LE COURAGE DE LA VÉRITÉ

CYNTHIA FLEURY Professeur à l'American University of Paris

 

La parrêsia, un enseignement* pour l’activité politique en démocratie

 

Publié le 05 Avr 2014

Nos époques, sous influence idéologique néo-libérale, instrumentant les idéaux démocratiques d’autonomie et d’individualisme, aiment à scinder le sens et l’efficience, l’action et la théorie, pour rendre antinomiques éthique de conviction et éthique de responsabilité. Le pragmatisme, voire le projet politique lui-même, ce serait exiler l’âme, pour mieux agir.

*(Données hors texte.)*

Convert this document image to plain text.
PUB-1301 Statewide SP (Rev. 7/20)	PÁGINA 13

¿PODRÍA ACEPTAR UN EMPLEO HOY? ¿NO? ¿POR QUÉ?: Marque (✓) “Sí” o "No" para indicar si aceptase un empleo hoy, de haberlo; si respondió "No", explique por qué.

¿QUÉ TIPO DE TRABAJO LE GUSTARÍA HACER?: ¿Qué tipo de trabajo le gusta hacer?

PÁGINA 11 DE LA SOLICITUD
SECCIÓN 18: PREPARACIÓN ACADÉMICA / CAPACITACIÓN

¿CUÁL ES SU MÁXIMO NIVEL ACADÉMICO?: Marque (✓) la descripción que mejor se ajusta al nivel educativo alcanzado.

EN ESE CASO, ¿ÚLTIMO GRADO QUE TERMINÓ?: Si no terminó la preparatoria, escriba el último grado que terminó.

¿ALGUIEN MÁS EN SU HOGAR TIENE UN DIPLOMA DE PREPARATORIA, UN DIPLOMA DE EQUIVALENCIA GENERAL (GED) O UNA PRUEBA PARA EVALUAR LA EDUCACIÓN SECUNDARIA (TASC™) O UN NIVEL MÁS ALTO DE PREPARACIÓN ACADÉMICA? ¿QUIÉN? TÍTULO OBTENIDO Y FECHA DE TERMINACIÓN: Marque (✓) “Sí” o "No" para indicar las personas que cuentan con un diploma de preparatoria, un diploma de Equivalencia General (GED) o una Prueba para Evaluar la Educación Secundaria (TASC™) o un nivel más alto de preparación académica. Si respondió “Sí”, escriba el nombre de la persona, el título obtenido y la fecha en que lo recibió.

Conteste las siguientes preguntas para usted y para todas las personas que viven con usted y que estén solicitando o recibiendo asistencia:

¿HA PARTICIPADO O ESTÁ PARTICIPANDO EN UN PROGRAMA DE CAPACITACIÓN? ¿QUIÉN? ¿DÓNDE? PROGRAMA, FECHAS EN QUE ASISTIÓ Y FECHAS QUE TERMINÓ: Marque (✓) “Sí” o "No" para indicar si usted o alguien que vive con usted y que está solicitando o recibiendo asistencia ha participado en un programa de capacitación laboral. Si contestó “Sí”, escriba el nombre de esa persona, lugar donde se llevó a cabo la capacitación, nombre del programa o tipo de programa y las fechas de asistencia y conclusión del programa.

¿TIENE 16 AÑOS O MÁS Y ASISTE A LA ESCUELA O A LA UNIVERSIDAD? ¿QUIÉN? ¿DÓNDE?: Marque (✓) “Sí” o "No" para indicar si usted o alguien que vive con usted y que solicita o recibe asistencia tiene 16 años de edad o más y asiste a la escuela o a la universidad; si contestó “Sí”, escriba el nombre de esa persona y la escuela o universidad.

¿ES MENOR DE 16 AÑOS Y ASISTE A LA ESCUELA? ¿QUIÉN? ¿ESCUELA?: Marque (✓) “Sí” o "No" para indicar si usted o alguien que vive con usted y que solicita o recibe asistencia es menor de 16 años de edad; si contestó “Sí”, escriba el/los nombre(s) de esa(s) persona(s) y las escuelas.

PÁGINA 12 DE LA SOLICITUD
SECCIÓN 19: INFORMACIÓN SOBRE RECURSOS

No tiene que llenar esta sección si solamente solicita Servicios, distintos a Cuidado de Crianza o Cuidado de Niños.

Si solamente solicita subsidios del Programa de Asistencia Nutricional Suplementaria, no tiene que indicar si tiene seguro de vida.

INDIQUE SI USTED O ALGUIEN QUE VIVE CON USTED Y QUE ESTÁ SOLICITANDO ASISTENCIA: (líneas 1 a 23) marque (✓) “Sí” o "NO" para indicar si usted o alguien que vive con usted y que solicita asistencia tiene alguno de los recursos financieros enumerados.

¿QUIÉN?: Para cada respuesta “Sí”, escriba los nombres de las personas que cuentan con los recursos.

La parrêsia est une vieille notion, que l’on trouve notamment­ chez Platon et la tradition grecque qui s’en inspire, et dans le Nouveau Testament. De manière plus contemporaine, Michel Foucault l’a réhabilitée dans son cours dispensé au Collège de France. Son épistémologie de la parrêsia, du dire vrai¹ permet de décrire des continuums successifs, du courage politique au courage moral, du souci­ des autres au souci de soi, de la cité à l’âme, du monde extérieur au monde intérieur.

Le courage en démocratie

Premier renversement des leçons foucaldiennes : faire cesser le leurre du découplage et confirmer la nécessité de s’interroger sur la nature du courage lorsqu’on cherche à définir le projet démocratique. En langage foucaldien, viser le continuum entre les modes de véridiction, les techniques de gouvernementalité et les pratiques de soi. Le « dire-vrai » assure cette cohérence. Mais de quel vrai s’agit-il ? Et surtout, dans un monde qui relativise les vérités, quel est l’intérêt de poser comme impératif le rapport au vrai ? Chez Foucault, la vérité n’est nullement dogmatique, révé­lée, définitive. Nous sommes à l’opposé du discours du maître. Ce qui importe, c’est l’adéquation de ce que vit le sujet et de ce qu’il dit, de l’ethos et du logos. Le « parrèsiaste » dit en effet ce qu’il pense mais surtout il « se lie à cette vérité, il s’oblige, par conséquent, à elle et par elle ». Pour qu’il y ait parrêsia, il faut que le « sujet [en disant­] cette vérité qu’il marque comme étant son opinion, sa pensée, sa croyance, prenne un certain risque, risque qui concerne la relation même qu’il a avec celui auquel il s’adresse »².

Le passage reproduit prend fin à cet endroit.